Evan Vucci/AP Photo
President Biden speaks about student loan debt forgiveness in the Roosevelt Room of the White House, August 24, 2022, in Washington.
When President Biden announced his administration would cancel up to $20,000 of student loans for most borrowers, it was no surprise that Republicans reacted with criticism. More surprising, though, were the sharp words from some in Biden’s own party, who called it “an astoundingly bad policy move” or “pouring … gasoline on the inflationary fire.”
These internal critics, many of whom are economists, have argued that student loan relief pits middle-class borrowers (or, in some versions, upper-class ones) against the poor, that it creates bad incentives for both future students and colleges, and that—as the quote above suggests—it will stoke inflation. But the strength of their reaction to student loan relief seems unusually vehement relative to other policies that benefit the middle class as well as the low-income, or that forgive debt of some kind. What is it about student loan cancellation that is so threatening to a particular worldview?
Debt, in general, triggers moralistic responses: We want people to follow through on obligations they have agreed to, and voiding those obligations makes us uneasy. Yet the U.S. has chosen to relieve the impact of specific debts many times, from taking on the “toxic assets” of overleveraged banks during the financial crisis of 2008 to debt relief for farmers who faced discrimination put into the recent Inflation Reduction Act.
Debt, in general, triggers moralistic responses: We want people to follow through on obligations they have agreed to.
Canceling student loan debt in particular, though, raises an additional set of issues. Though there are numerous student debt relief programs, like for borrowers whose institutions commit fraud, for borrowers who opt for public-service jobs, and for borrowers who become totally and permanently disabled, broad-based student debt relief challenges a broader way of thinking about higher education that has become ubiquitous. Policymakers view higher ed as a venue where students rationally choose to borrow in order to invest in their human capital, with the expected payoff of higher wages down the road.
In this way of thinking, which I elsewhere describe as part of an “economic style of reasoning,” the measure of good policy is efficiency: whether it achieves its goal at the lowest possible cost. If the goal is to help those who truly have no alternatives, then every dollar that goes to a middle-income family is wasted. Worse, it is actively harmful; for the model to work, those who make poor investments need to bear the cost of their choices.
Democrats who support this approach to higher education typically see it as a way to provide educational opportunity while incentivizing people to make “good” educational choices (ones that will lead to well-paying jobs) and avoiding unnecessary costs to government. They typically support changes to the student loan system, but prefer solutions like improving income-driven repayment, reforming the Public Service Loan Forgiveness program, providing better information about the payoffs of particular colleges and majors, and creating some outs for the “losers,” like allowing student loans to be discharged in bankruptcy.
But this approach has problems on multiple levels. First, it’s practically unrealistic. The current system is full of administrative burdens that make it hard to manage one’s loans or take advantage of existing programs to make repayment less onerous. These burdens, as Pamela Herd and Don Moynihan have amply demonstrated, fall disproportionately on the less advantaged.

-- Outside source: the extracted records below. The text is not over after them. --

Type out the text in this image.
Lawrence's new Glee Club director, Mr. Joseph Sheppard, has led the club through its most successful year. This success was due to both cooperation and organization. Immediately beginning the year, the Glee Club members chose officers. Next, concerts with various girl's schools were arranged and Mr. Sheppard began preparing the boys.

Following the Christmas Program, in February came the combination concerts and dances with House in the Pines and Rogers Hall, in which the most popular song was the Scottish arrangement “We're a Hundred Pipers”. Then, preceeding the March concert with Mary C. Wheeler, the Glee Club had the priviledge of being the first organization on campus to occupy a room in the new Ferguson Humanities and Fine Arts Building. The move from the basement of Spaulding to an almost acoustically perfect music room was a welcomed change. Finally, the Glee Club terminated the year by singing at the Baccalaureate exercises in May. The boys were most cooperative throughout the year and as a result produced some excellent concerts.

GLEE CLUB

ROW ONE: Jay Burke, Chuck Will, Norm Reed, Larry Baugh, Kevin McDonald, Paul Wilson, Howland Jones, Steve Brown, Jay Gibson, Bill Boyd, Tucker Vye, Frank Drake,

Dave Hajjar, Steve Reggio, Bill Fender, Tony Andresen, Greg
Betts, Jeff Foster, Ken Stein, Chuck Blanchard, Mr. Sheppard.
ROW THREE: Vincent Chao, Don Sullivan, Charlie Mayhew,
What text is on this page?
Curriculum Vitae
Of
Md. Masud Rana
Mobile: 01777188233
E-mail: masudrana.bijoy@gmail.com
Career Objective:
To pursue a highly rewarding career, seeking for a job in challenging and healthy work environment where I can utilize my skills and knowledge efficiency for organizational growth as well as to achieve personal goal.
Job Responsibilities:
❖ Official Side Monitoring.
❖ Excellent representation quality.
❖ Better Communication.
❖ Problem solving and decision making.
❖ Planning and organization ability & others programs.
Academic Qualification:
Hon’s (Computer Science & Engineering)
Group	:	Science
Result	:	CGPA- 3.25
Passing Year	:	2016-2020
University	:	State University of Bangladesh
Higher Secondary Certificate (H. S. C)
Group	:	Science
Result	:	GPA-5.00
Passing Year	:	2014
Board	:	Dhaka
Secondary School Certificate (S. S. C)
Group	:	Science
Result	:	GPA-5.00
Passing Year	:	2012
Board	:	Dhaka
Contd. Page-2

This Kafkaesque system, which relies on private student loan servicers who have been found repeatedly to push up fees on borrowers and neglect informing them about more affordable options, has been on hold for nearly three years due to the moratorium on payments. The idea that we can quickly turn it into something simple, fair, and streamlined is, to put it mildly, optimistic.
Second, it ignores politics. Achieving a broadly progressive vision of social policy requires delivering benefits to voters. Student loan forgiveness is popular, especially among the younger voters who are more likely to receive it and who lean heavily Democratic. For Democrats to avoid losing control of Congress, votes need to be mobilized for November—in an election with implications not just for social policy but for democracy itself.
But even setting aside practicality and politics, the idea that we can more fairly finance higher education by encouraging people to become better investors in their human capital has failed. Many borrowers are 18 or 19 years old, making decisions that will have decades of financial impact. Borrowers finance college based on hope for the future and our culture’s promise that it will pay off, not on any systematic analysis. They make those decisions with very different access to information about how higher education works, and about what the pathways to well-paying careers look like. And they’re making them in anticipation of a future work environment that will likely look quite different from the past.
Pretending that those realities can be tweaked enough to make this system fair is simply unrealistic about both human behavior and social inequality. Even perfectly implemented, such a system would be rife with its own poor incentives—deterring the well-informed from pursuing modest-paying but socially valuable careers like teaching; ensuring that risky occupations like entrepreneurship and journalism are reserved for the very privileged; and increasing the cost of coming from a family that can’t pass on information about how to evaluate these choices.
Realistically implemented, it’s likely to be a worse version of what we currently have in place—where people struggle to follow the rules only to be caught on technicalities, and where they face decades of punishment for decisions they were told were good ones, but turned out not to be. There’s lots of room for debate over what a better, fairer way to finance higher education would look like. But in order to have that debate, we must first come to terms with the failure of not just the details of our approach to student loans, but our whole way of thinking about them.